What is the impact of smuggling on political ordering and stability in fragile states? The article I’ve been working on with @franxstrax for the past two years is now out in @JISBjournal, focusing on #Mali and #Niger.
Article: https://www.tandfonline.com/doi/full/10.1080/17502977.2021.1896207
Extended abstract thread.
We investigate how transnational drug smuggling drives divergent trajectories of political in/stability in 2 Sahelian states that are otherwise very similar: Mali & Niger. We explain variation by process-tracing the non/existence of informal protection schemes involving NSAs.
Where state monopoly of violence is lacking, competition among protection providers can fuel instability. By coopting, rather than fighting, nonstate armed actors, the outsourcing of state protection can help dilute protectors’ competition and avoid state disruption.

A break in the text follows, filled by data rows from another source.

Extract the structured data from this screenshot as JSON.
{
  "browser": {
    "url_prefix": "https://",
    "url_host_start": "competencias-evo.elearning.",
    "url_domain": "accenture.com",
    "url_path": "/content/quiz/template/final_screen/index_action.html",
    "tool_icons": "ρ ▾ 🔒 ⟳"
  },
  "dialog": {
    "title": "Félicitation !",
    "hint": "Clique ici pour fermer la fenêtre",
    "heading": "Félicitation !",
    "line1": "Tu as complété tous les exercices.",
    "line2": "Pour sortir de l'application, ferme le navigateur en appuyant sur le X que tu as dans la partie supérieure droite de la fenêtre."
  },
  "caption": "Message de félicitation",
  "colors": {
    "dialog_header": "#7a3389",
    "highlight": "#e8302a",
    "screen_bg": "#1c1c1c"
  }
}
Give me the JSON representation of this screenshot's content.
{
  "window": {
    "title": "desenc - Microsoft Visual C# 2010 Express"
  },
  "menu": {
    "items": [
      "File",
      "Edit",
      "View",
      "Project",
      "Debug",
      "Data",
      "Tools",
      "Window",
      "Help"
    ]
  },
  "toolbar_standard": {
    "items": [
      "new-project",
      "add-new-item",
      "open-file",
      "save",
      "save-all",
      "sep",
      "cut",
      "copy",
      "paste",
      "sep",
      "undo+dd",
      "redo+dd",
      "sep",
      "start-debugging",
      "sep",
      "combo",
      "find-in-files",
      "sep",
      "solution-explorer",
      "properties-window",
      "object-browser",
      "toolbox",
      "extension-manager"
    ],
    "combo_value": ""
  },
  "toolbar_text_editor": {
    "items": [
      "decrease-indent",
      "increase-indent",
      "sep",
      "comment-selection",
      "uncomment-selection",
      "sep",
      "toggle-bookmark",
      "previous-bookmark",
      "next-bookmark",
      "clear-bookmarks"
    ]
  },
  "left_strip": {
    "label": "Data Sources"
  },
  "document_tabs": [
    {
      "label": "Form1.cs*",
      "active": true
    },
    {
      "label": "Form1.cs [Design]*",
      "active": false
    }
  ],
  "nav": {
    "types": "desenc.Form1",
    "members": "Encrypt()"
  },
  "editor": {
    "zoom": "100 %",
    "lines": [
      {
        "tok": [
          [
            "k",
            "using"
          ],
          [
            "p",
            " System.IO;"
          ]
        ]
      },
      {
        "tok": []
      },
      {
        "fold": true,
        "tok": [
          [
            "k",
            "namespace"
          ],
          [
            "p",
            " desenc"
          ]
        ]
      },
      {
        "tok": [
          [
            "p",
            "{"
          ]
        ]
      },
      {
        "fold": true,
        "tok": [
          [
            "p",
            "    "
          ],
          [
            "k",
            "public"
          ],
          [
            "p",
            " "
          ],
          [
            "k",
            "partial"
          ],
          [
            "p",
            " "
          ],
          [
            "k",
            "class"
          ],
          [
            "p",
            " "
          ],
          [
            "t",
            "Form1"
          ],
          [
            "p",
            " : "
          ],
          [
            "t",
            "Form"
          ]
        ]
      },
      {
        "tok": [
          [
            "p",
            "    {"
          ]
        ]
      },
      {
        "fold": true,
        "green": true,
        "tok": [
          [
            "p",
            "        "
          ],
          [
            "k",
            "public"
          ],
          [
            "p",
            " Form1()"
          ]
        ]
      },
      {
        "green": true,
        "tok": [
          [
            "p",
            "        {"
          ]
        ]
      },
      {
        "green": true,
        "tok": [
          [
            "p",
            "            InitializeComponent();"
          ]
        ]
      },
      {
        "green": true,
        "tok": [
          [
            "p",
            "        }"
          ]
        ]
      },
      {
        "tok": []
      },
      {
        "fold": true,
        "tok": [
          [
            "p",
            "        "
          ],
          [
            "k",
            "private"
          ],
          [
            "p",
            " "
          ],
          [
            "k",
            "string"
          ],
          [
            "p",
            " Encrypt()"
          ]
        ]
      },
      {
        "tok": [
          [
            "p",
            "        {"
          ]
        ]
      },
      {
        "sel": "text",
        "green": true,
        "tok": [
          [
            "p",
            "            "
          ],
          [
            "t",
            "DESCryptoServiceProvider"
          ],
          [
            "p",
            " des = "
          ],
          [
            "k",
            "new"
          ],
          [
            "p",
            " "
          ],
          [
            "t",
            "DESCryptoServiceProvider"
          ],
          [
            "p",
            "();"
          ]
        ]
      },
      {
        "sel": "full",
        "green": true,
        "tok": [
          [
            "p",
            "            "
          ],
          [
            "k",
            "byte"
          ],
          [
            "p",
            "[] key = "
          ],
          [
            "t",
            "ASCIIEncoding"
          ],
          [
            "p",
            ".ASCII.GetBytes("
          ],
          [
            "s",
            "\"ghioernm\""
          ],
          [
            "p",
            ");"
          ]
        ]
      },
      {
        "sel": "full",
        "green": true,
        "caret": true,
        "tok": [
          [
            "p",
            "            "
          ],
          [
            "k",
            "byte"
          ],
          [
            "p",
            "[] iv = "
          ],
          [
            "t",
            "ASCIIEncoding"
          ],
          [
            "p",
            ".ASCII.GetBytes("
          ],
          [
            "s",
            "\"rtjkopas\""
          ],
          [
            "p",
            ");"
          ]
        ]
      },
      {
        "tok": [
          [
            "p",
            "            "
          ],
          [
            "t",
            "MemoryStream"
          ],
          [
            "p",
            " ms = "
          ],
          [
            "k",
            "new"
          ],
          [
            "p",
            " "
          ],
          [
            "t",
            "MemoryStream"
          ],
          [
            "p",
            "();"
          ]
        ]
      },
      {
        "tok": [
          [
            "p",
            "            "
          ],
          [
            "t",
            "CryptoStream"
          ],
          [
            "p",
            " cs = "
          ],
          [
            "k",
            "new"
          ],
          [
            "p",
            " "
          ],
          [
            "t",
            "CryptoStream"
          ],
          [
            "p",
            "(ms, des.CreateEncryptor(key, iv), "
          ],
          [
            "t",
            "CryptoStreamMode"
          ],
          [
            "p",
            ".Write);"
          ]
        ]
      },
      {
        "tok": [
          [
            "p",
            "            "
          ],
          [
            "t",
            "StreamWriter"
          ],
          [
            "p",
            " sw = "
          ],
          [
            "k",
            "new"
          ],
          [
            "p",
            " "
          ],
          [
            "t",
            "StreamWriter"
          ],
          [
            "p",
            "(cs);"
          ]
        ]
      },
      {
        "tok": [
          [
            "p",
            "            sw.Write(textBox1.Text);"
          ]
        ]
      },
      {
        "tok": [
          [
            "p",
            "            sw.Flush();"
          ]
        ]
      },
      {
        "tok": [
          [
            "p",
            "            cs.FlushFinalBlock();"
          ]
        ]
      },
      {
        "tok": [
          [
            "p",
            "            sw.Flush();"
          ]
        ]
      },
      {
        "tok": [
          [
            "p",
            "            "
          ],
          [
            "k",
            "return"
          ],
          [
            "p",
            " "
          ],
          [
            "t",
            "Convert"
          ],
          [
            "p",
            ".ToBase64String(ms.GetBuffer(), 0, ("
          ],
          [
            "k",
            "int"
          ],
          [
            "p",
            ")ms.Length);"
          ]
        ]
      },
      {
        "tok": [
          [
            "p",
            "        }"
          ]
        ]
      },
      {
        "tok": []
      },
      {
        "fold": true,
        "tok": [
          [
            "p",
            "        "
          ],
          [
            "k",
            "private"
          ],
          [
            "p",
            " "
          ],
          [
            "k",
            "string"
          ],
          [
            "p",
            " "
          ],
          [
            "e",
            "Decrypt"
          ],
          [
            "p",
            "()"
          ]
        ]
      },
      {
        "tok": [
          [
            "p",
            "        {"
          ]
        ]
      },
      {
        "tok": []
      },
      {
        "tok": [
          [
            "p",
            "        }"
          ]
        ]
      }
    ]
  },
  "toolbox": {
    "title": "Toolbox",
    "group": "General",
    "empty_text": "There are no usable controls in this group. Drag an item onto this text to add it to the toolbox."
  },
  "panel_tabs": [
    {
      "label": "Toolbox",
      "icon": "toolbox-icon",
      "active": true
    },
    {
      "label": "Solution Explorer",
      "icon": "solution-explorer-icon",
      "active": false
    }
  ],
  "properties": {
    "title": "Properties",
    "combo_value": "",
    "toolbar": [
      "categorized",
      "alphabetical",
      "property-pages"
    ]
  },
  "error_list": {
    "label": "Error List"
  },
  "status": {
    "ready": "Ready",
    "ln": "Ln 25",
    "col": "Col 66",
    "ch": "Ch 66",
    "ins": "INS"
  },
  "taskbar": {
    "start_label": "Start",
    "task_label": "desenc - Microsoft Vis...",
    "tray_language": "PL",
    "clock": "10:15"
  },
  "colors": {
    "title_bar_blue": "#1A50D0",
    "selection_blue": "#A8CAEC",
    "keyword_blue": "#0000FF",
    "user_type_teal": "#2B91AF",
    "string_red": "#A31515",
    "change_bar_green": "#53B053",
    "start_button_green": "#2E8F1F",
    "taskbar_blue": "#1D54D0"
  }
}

In #Mali drug revenues helped create armed factions which Bamako manipulated to balance the secessionist rebellion and foster its divide et impera policy among local communities. The selective cooptation has often glossed over the proximity of loyal groups to jihadists.
The deliberate pursuing of fragmentation rather than cooptation of smuggling networks by Malian authorities has only exacerbated competition among prospective protection suppliers, contributing to the militarization of drug trafficking and political destabilization.
In #Niger, the security assemblage coopting non-state armed actors within a hybrid order was precisely meant to reduce fragmentation and competition among prospective protectors, promoting instead integration and cooperation.
Yet recent trends may confirm our prediction that Niger’s hybrid protection racket is not immune from the risk of crumbling, should the state prove unable to ensure cohesion and deter defections.
Conclusion: fragile states crisscrossed by criminal smuggling are less prone to violent destabilisation when they manage to enforce a protection racket on extralegal economies through the integration and cooptation of nonstate actors within a hybrid political order.
The presence/absence of a hybrid state-sponsored protection racket help explain the diverging in/stability outcomes in the ‘quasi-twin’ country cases of Mali and of Niger.
By inadvertently unhinging the fragile equilibrium of a hybrid political order, ill-advised security assistance strategies geared towards the complete eradication of all extralegal flows run the risk of unleashing precisely that destabilisation they aim to avoid.
This perspective suggests that global stances inspired by prohibitionism and counter-terror may be ill-suited to the specific needs of fragile countries, and that greater context- and conflict-sensitivity should be imperative.